# My News Year Day Buckling!! Hooray & Happy New Year!



## Bellafire Farm (Jan 5, 2010)

So excited to introduce our new buckling "Bachelor Party"
He is out of the fabulous GCH Buttin'Heads Wedding Proposal, who is a Wedding Song daughter and a SUPER HEAVY milker and the daddy is a gorgeous little guy, Alethia CTO Just Dew It, out of SGCH Algedi Farm Honey Dew EEEE91 and a Rosasharn Haiku son!! Whoooo-hooo! Honey Dew is another SUPER HEAVY milker, so this little buckling should bring in some incredible milking ability!! Not to mention gorgeous, show stopping kids!!
Here's the farms website http://alethiahomestead.weebly.com/sr-does.html to view pics of his mom, dad, & grandma Honey Dew... I'm SO excited!!!!!!


----------



## BarTRanch (Jan 2, 2013)

Congrats!! He's a cutie!!


----------



## Dayna (Aug 16, 2012)

What a doll!


----------



## NigerianGirl (Jan 30, 2011)

Oh my goodness he's adorable


----------



## Bellafire Farm (Jan 5, 2010)

Thankyou so much!
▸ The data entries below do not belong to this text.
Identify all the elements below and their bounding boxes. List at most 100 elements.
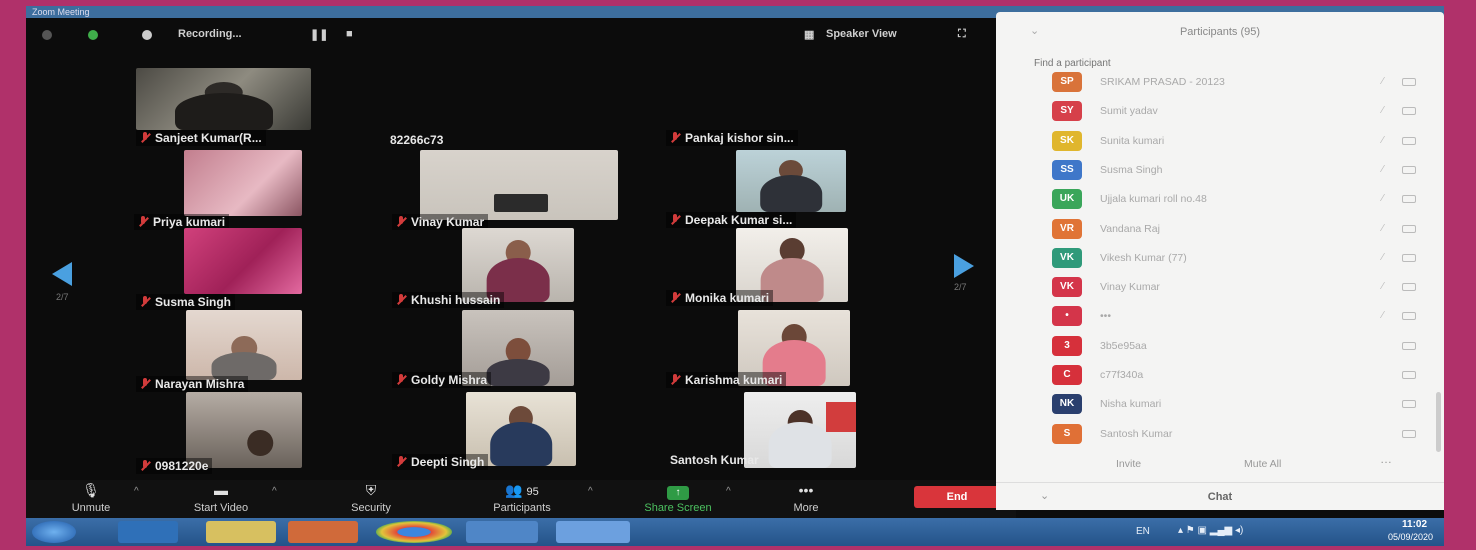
video-feed [186, 392, 302, 468]
participant-row[interactable]: 3 3b5e95aa [1052, 335, 1432, 358]
participant-avatar: VR [1052, 218, 1082, 239]
mic-off-icon: 🎙 [82, 482, 100, 498]
invite-button[interactable]: Invite [1116, 458, 1141, 470]
language-indicator[interactable]: EN [1136, 526, 1150, 537]
windows-taskbar: EN ▴ ⚑ ▣ ▂▄▆ ◂) 11:02 05/09/2020 [26, 518, 1444, 546]
participant-search-input[interactable] [1034, 54, 1414, 72]
participant-name: Sanjeet Kumar(R... [136, 130, 266, 146]
end-meeting-button[interactable]: End [914, 486, 1000, 508]
start-video-button[interactable]: ▬ Start Video [176, 482, 266, 514]
video-tile[interactable]: Karishma kumari [666, 310, 856, 392]
participant-row[interactable]: VK Vinay Kumar ⁄ [1052, 277, 1432, 299]
video-tile[interactable]: Pankaj kishor sin... [666, 68, 866, 146]
shield-icon: ⛨ [365, 482, 377, 498]
stop-recording-icon[interactable]: ■ [346, 28, 353, 40]
more-button[interactable]: ••• More [776, 482, 836, 514]
clock-date[interactable]: 05/09/2020 [1388, 532, 1433, 542]
video-tile[interactable]: 82266c73 [386, 68, 506, 147]
participant-row[interactable]: SK Sunita kumari ⁄ [1052, 130, 1432, 153]
video-tile[interactable]: Khushi hussain [392, 228, 582, 310]
participant-avatar: C [1052, 365, 1082, 385]
video-tile[interactable]: Vinay Kumar [392, 150, 618, 230]
camera-off-icon [1402, 224, 1416, 233]
muted-mic-icon: ⁄ [1382, 281, 1384, 293]
taskbar-app-icon[interactable] [466, 521, 538, 543]
clock-time[interactable]: 11:02 [1402, 519, 1427, 530]
panel-title: Participants (95) [1179, 26, 1261, 38]
muted-mic-icon: ⁄ [1382, 105, 1384, 117]
video-tile[interactable]: Goldy Mishra [392, 310, 582, 392]
speaker-view-icon[interactable]: ▦ [804, 28, 814, 41]
participant-name: Nisha kumari [1100, 398, 1162, 411]
info-icon[interactable] [42, 30, 52, 40]
panel-scrollbar[interactable] [1436, 392, 1441, 452]
page-indicator-left: 2/7 [56, 292, 69, 302]
video-options-caret[interactable]: ^ [272, 486, 277, 497]
muted-mic-icon [138, 216, 148, 228]
screen: Zoom Meeting Recording... ❚❚ ■ ▦ Speaker… [26, 6, 1444, 546]
participants-options-caret[interactable]: ^ [588, 486, 593, 497]
participant-avatar: • [1052, 306, 1082, 327]
participant-row[interactable]: Cc77f340a [1052, 365, 1432, 387]
security-button[interactable]: ⛨ Security [334, 482, 408, 514]
muted-mic-icon: ⁄ [1382, 251, 1384, 263]
video-tile[interactable]: Monika kumari [666, 228, 856, 310]
video-tile[interactable]: 0981220e [136, 392, 312, 474]
participant-avatar: NK [1052, 394, 1082, 415]
participant-row[interactable]: UK Ujjala kumari roll no.48 ⁄ [1052, 189, 1432, 211]
participant-row[interactable]: S Santosh Kumar [1052, 423, 1432, 446]
participant-row[interactable]: SP SRIKAM PRASAD - 20123 ⁄ [1052, 72, 1432, 94]
muted-mic-icon: ⁄ [1382, 163, 1384, 175]
participant-avatar: SK [1052, 130, 1082, 151]
pause-recording-icon[interactable]: ❚❚ [310, 28, 328, 41]
camera-off-icon [1402, 371, 1416, 379]
mute-all-button[interactable]: Mute All [1244, 458, 1281, 470]
video-off-icon: ▬ [214, 482, 228, 498]
taskbar-ie-icon[interactable] [118, 521, 178, 543]
participant-row[interactable]: NK Nisha kumari [1052, 394, 1432, 416]
encryption-shield-icon[interactable] [88, 30, 98, 40]
video-tile[interactable]: Deepti Singh [392, 392, 582, 472]
camera-off-icon [1402, 78, 1416, 86]
video-tile[interactable]: Santosh Kumar [666, 392, 866, 472]
start-button[interactable] [32, 521, 76, 543]
gallery-view: Sanjeet Kumar(R... 82266c73 Pankaj kisho… [26, 52, 1001, 480]
participant-avatar: UK [1052, 189, 1082, 210]
audio-options-caret[interactable]: ^ [134, 486, 139, 497]
video-tile[interactable]: Deepak Kumar si... [666, 150, 846, 230]
chat-bar[interactable]: ⌄ Chat [996, 482, 1444, 510]
muted-mic-icon: ⁄ [1382, 310, 1384, 322]
participant-name: Sumit yadav [1100, 105, 1158, 118]
participants-button[interactable]: 👥 95 Participants [472, 482, 572, 514]
tray-icons[interactable]: ▴ ⚑ ▣ ▂▄▆ ◂) [1178, 525, 1243, 536]
participant-row[interactable]: VR Vandana Raj ⁄ [1052, 218, 1432, 241]
video-tile[interactable]: Priya kumari [134, 150, 304, 230]
taskbar-chrome-icon[interactable] [376, 521, 452, 543]
taskbar-media-icon[interactable] [288, 521, 358, 543]
camera-off-icon [1402, 165, 1416, 174]
share-screen-button[interactable]: ↑ Share Screen [624, 482, 732, 514]
unmute-button[interactable]: 🎙 Unmute [56, 482, 126, 514]
video-tile[interactable]: Susma Singh [136, 228, 312, 310]
previous-page-icon[interactable] [52, 262, 72, 286]
video-tile[interactable]: Narayan Mishra [136, 310, 312, 392]
video-tile[interactable]: Sanjeet Kumar(R... [136, 68, 311, 146]
participant-row[interactable]: SY Sumit yadav ⁄ [1052, 101, 1432, 123]
participant-row[interactable]: • ••• ⁄ [1052, 306, 1432, 328]
next-page-icon[interactable] [954, 254, 974, 278]
muted-mic-icon [396, 374, 406, 386]
muted-mic-icon [396, 294, 406, 306]
participant-row[interactable]: VK Vikesh Kumar (77) ⁄ [1052, 247, 1432, 270]
panel-more-icon[interactable]: … [1380, 452, 1392, 466]
speaker-view-button[interactable]: Speaker View [826, 28, 897, 40]
participant-name: Vinay Kumar [1100, 281, 1160, 294]
share-options-caret[interactable]: ^ [726, 486, 731, 497]
muted-mic-icon: ⁄ [1382, 193, 1384, 205]
taskbar-folder-icon[interactable] [206, 521, 276, 543]
participant-row[interactable]: SS Susma Singh ⁄ [1052, 159, 1432, 182]
participant-name: Karishma kumari [666, 372, 787, 388]
camera-off-icon [1402, 195, 1416, 204]
fullscreen-icon[interactable]: ⛶ [958, 28, 966, 41]
muted-mic-icon [140, 296, 150, 308]
taskbar-zoom-icon[interactable] [556, 521, 630, 543]
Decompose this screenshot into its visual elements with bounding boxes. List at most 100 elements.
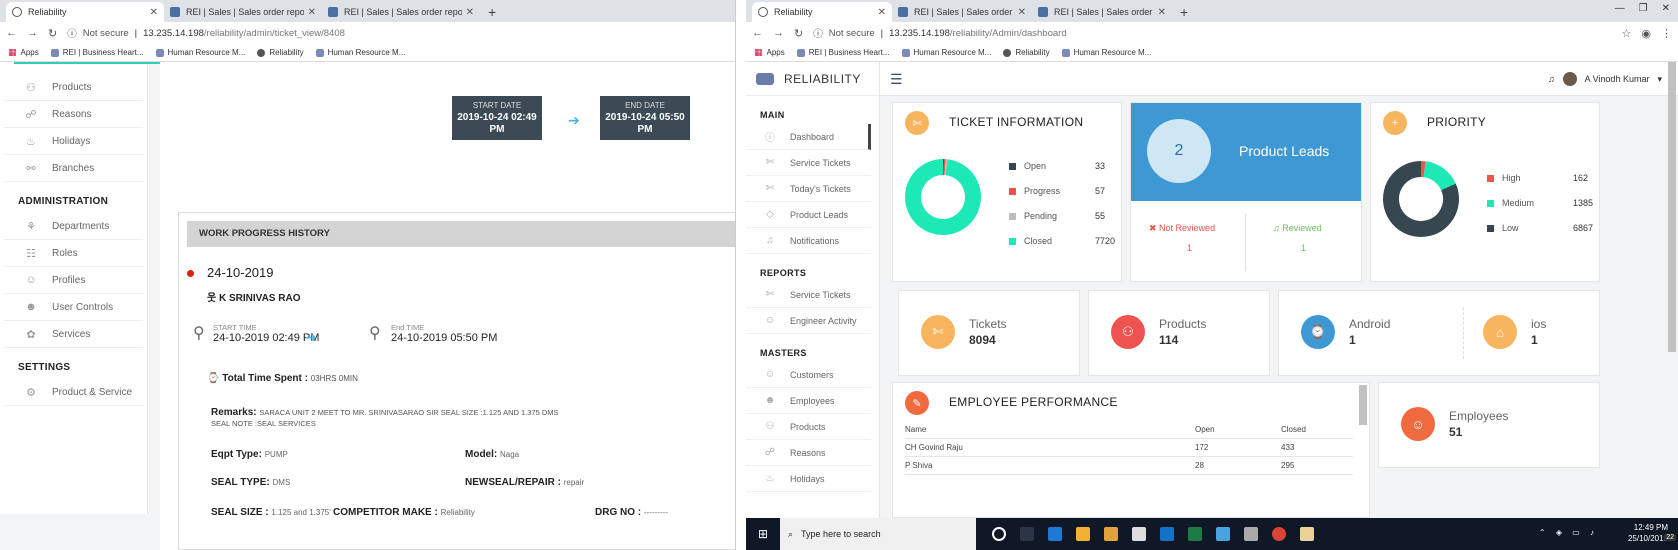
chrome-icon[interactable] [1272, 527, 1286, 541]
bookmark-apps[interactable]: ▦ Apps [8, 47, 39, 58]
edge-icon[interactable] [1048, 527, 1062, 541]
sidebar-item-branches[interactable]: ⚯ Branches [4, 155, 143, 182]
search-icon: ⌕ [788, 528, 794, 539]
account-icon[interactable]: ◉ [1641, 27, 1651, 40]
product-leads-banner[interactable]: 2 Product Leads [1131, 103, 1361, 201]
restore-icon[interactable]: ❐ [1639, 3, 1648, 14]
employees-card[interactable]: ☺ Employees 51 [1378, 382, 1600, 468]
sidebar-item-profiles[interactable]: ☺ Profiles [4, 267, 143, 294]
close-window-icon[interactable]: ✕ [1662, 3, 1670, 14]
table-row[interactable]: P Shiva 28 295 [905, 456, 1353, 475]
info-icon: ⓘ [765, 133, 775, 144]
bookmark-hr[interactable]: Human Resource M... [901, 48, 991, 57]
close-icon[interactable]: ✕ [878, 7, 886, 18]
browser-tab-rei-sales-2[interactable]: REI | Sales | Sales order reports | ✕ [1032, 2, 1172, 22]
new-tab-button[interactable]: + [1172, 2, 1196, 22]
back-icon[interactable]: ← [6, 27, 17, 39]
bookmark-reliability[interactable]: Reliability [257, 48, 304, 57]
close-icon[interactable]: ✕ [466, 7, 474, 18]
close-icon[interactable]: ✕ [150, 7, 158, 18]
sidebar-item-dashboard[interactable]: ⓘ Dashboard [746, 124, 871, 150]
sidebar-item-reasons[interactable]: ☍ Reasons [746, 440, 871, 466]
task-view-icon[interactable] [1020, 527, 1034, 541]
scrollbar-thumb[interactable] [1359, 385, 1367, 425]
notification-count-badge[interactable]: 22 [1664, 534, 1676, 541]
network-icon[interactable] [1216, 527, 1230, 541]
bookmark-hr[interactable]: Human Resource M... [155, 48, 245, 57]
browser-tab-reliability[interactable]: Reliability ✕ [752, 2, 892, 22]
forward-icon[interactable]: → [27, 27, 38, 39]
url-field[interactable]: ⓘ Not secure | 13.235.14.198/reliability… [813, 26, 1611, 41]
taskbar-search[interactable]: ⌕ Type here to search [780, 518, 976, 550]
close-icon[interactable]: ✕ [308, 7, 316, 18]
sidebar-item-product-service[interactable]: ⚙ Product & Service [4, 379, 143, 406]
close-icon[interactable]: ✕ [1158, 7, 1166, 18]
sidebar-item-engineer-activity[interactable]: ☺ Engineer Activity [746, 308, 871, 334]
cortana-icon[interactable] [992, 527, 1006, 541]
mail-icon[interactable] [1132, 527, 1146, 541]
stat-card-products[interactable]: ⚇ Products 114 [1088, 290, 1270, 376]
excel-icon[interactable] [1188, 527, 1202, 541]
store-icon[interactable] [1104, 527, 1118, 541]
sidebar-item-notifications[interactable]: ♫ Notifications [746, 228, 871, 254]
system-clock[interactable]: 12:49 PM 25/10/2019 [1628, 522, 1668, 544]
bookmark-rei[interactable]: REI | Business Heart... [50, 48, 144, 57]
sidebar-item-customers[interactable]: ☺ Customers [746, 362, 871, 388]
minimize-icon[interactable]: — [1615, 3, 1625, 14]
sidebar-item-services[interactable]: ✿ Services [4, 321, 143, 348]
hamburger-menu-icon[interactable]: ☰ [890, 71, 903, 88]
sidebar-item-product-leads[interactable]: ◇ Product Leads [746, 202, 871, 228]
bookmark-reliability[interactable]: Reliability [1003, 48, 1050, 57]
close-icon[interactable]: ✕ [1018, 7, 1026, 18]
outlook-icon[interactable] [1160, 527, 1174, 541]
star-icon[interactable]: ☆ [1622, 27, 1632, 40]
browser-tab-reliability[interactable]: Reliability ✕ [6, 2, 164, 22]
sidebar-item-employees[interactable]: ☻ Employees [746, 388, 871, 414]
bookmark-apps[interactable]: ▦ Apps [754, 47, 785, 58]
sidebar-item-holidays[interactable]: ♨ Holidays [746, 466, 871, 492]
eqpt-type-field: Eqpt Type: PUMP [211, 449, 288, 460]
sidebar-item-products[interactable]: ⚇ Products [4, 74, 143, 101]
sidebar-item-report-service-tickets[interactable]: ✄ Service Tickets [746, 282, 871, 308]
sidebar-item-service-tickets[interactable]: ✄ Service Tickets [746, 150, 871, 176]
file-explorer-icon[interactable] [1076, 527, 1090, 541]
reload-icon[interactable]: ↻ [48, 27, 57, 40]
table-row[interactable]: CH Govind Raju 172 433 [905, 438, 1353, 457]
sidebar-item-roles[interactable]: ☷ Roles [4, 240, 143, 267]
sidebar-item-products[interactable]: ⚇ Products [746, 414, 871, 440]
sidebar-item-todays-tickets[interactable]: ✄ Today's Tickets [746, 176, 871, 202]
user-menu[interactable]: ♫ A Vinodh Kumar ▾ [1548, 72, 1662, 86]
sidebar-item-user-controls[interactable]: ☻ User Controls [4, 294, 143, 321]
menu-dots-icon[interactable]: ⋮ [1661, 27, 1672, 40]
seal-type-field: SEAL TYPE: DMS [211, 477, 291, 488]
browser-tab-rei-sales[interactable]: REI | Sales | Sales order reports | ✕ [164, 2, 322, 22]
priority-card: + PRIORITY High 162 Medium 1385 Low 6867 [1370, 102, 1600, 282]
browser-tab-rei-sales-2[interactable]: REI | Sales | Sales order reports | ✕ [322, 2, 480, 22]
stat-card-tickets[interactable]: ✄ Tickets 8094 [898, 290, 1080, 376]
sidebar-item-departments[interactable]: ⚘ Departments [4, 213, 143, 240]
back-icon[interactable]: ← [752, 27, 763, 39]
legend-swatch [1487, 174, 1494, 182]
bell-icon[interactable]: ♫ [1548, 74, 1555, 84]
stat-value: 114 [1159, 333, 1179, 347]
forward-icon[interactable]: → [773, 27, 784, 39]
bookmark-hr-2[interactable]: Human Resource M... [1061, 48, 1151, 57]
app-icon[interactable] [1244, 527, 1258, 541]
brand[interactable]: RELIABILITY [746, 62, 879, 96]
page-scrollbar[interactable] [1668, 62, 1676, 352]
system-tray-icons[interactable]: ⌃ ◈ ▭ ♪ [1539, 528, 1598, 537]
new-tab-button[interactable]: + [480, 2, 504, 22]
total-time-spent: ⌚ Total Time Spent : 03HRS 0MIN [207, 373, 358, 384]
url-field[interactable]: ⓘ Not secure | 13.235.14.198/reliability… [67, 26, 729, 41]
sidebar-item-reasons[interactable]: ☍ Reasons [4, 101, 143, 128]
sidebar-item-holidays[interactable]: ♨ Holidays [4, 128, 143, 155]
reload-icon[interactable]: ↻ [794, 27, 803, 40]
url-host: 13.235.14.198 [889, 27, 950, 39]
reliability-icon [1003, 48, 1012, 57]
windows-start-icon[interactable]: ⊞ [746, 518, 780, 550]
bookmark-hr-2[interactable]: Human Resource M... [315, 48, 405, 57]
app-icon[interactable] [1300, 527, 1314, 541]
bookmark-rei[interactable]: REI | Business Heart... [796, 48, 890, 57]
departments-icon: ⚘ [26, 220, 36, 233]
browser-tab-rei-sales[interactable]: REI | Sales | Sales order reports | ✕ [892, 2, 1032, 22]
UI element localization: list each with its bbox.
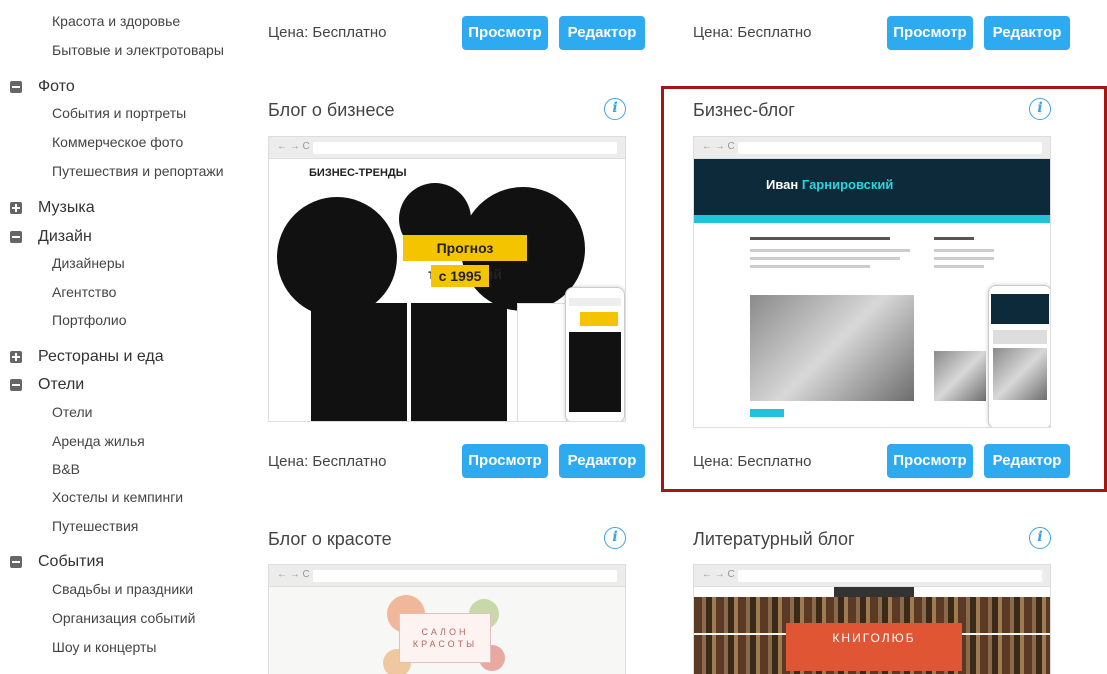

Cannot wait for NEXT breeding season!!


----------



## Goat Luvr (May 3, 2012)

Adorable!


----------



## JaLyn (Oct 10, 2012)

wow he is GORGEOUS!!


----------



## firelight27 (Apr 25, 2009)

Wow, congrats! That farm has some AMAZING animals! The wait to see the offspring of new additions is always the longest wait ever!!!


----------



## RMADairyGoats (Jun 20, 2011)

Wow! Nice lines! He's adorable! Congrats!


----------